Hecho esto Janina y yo bajamos hasta la sala aquí esperamos a que Sergeí bajara, sin embargo, me le quede mirando un momento cuando apareció, estaba tan acostumbrada a verlo en uniforme que verlo al natural me extraño. El miliar lo notó revisándose por si tenía algo encima y regresando la mirada antes de preguntar:
-¿Qué pasa?
-Nada, perdón estoy acostumbrada a verte en uniforme.
-Oh, bueno yo también estoy acostumbrado a verte a ti en ropas más regales – señalo riendo un poco antes de acercarse a la mesa y preguntar: - bueno ¿Qué paso cual plan tienen?
-¿Janina podrías explicarle lo que me contaste? – dije a Janina.
-Ah claro, bueno este grupo de conspiradores los estuve investigando continuamente mientras me alojaba en el palacio, corrobore los nombres fueran reales y me dedique a investigarles a fondo, de Flare en específico descubrí gracias a su correo que tenía una hija y también descubrí las direcciones de la misma, la hija se llama Rosa y vive en Ponyhattan, por el contenido de algunas cartas sé que continua el negocio familiar en la ciudad.
-De acuerdo, ¿A dónde vamos con esto? – cuestionó Sergeí
-De hecho, igual me gustaría saber – cuestionó Janina, ella me había dado la información, pero parecía algo sorprendida por mi subida de ánimo.
-Verán, no necesitaremos probar que él fue el culpable, el mismo lo hará, el confesará todo por sí solo.
-Espera, creo entender que su lealtad a Equestria es demasiado firme ¿Cómo conseguirás eso? – cuestionó Sergeí.
-Sí, su lealtad a Equestria será muy firme, pero me preguntó, que pesara más en la balanza, su causa o su sangre.
-¿Estas sugiriendo que lo manipulemos usando la información que tenemos sobre su hija? – preguntó Sergeí
-Eso es justamente lo que propongo, Janina y yo tenemos experiencia en este tipo de cosas, le intimidaremos primero, luego le cuestionaremos, le daremos un ultimátum, o habla y se condena así mismo o condena a su propia hija.
-¿Condenara a qué? – volvió a cuestionar Sergeí.
-A la muerte – le respondió Janina – Entiendo tu plan, lo pondrás entre la espada y la pared, o acepta su castigo o su hija pagara por él.
-Exacto – confirme
-Un plan en extremo maquiavélico, pero podría funcionar – dijo Sergeí.
- Tiene que funcionar – terminé.
-¿Cuándo lo haremos? – cuestionó Sergeí.
-Ahora mismo – dijo Janina decidida – me disfrazare eh iré al bastión con su permiso, entrare a las celdas y hablare personalmente con Flare, le haré saber la situación en la que se encuentra, tendré confirmación mañana mismo
Sergeí asintió, sabiendo que con el corto tiempo que teníamos, probablemente no había más opción que hacerlo de esta forma.

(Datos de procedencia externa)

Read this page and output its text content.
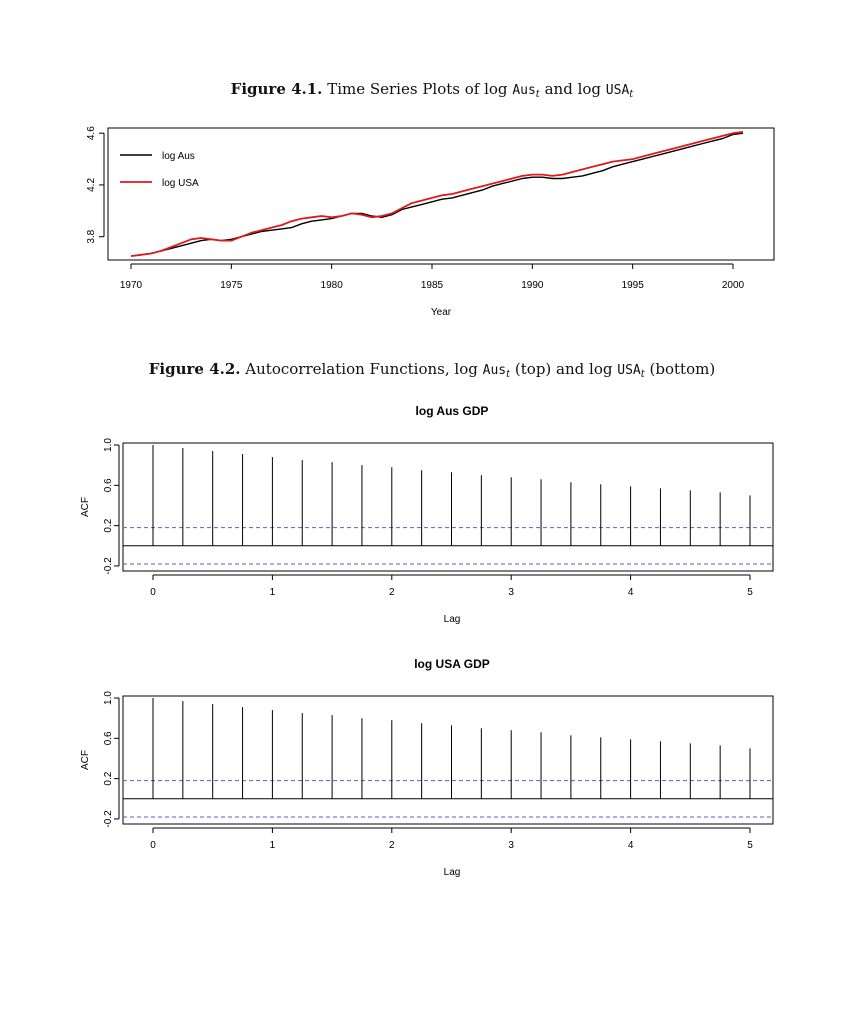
Figure 4.1. Time Series Plots of log Aus$_t$ and $\log USA_t$
1970	1975	1980	1985	1990	1995	2000
Year
3.8
4.2
4.6
log Aus
log USA
Figure 4.2. Autocorrelation Functions, log Aus$_t$ (top) and $\log USA_t$ (bottom)
log Aus GDP
0	1	2	3	4	5
Lag
-0.2
0.2
0.6
1.0
ACF
log USA GDP
0	1	2	3	4	5
Lag
-0.2
0.2
0.6
1.0
ACF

Yo igualmente asentí dándole permiso de actuar cuanto antes "Que así sea" fue lo último que dije antes de retirarnos a los cuartos, Janina se preparó y me pidió descansara que ella regresaría más tarde, le pedí tuviera cuidado y partió. Fui a dormir aun con la mente llena de problemas, debía funcionar el plan, tenía que.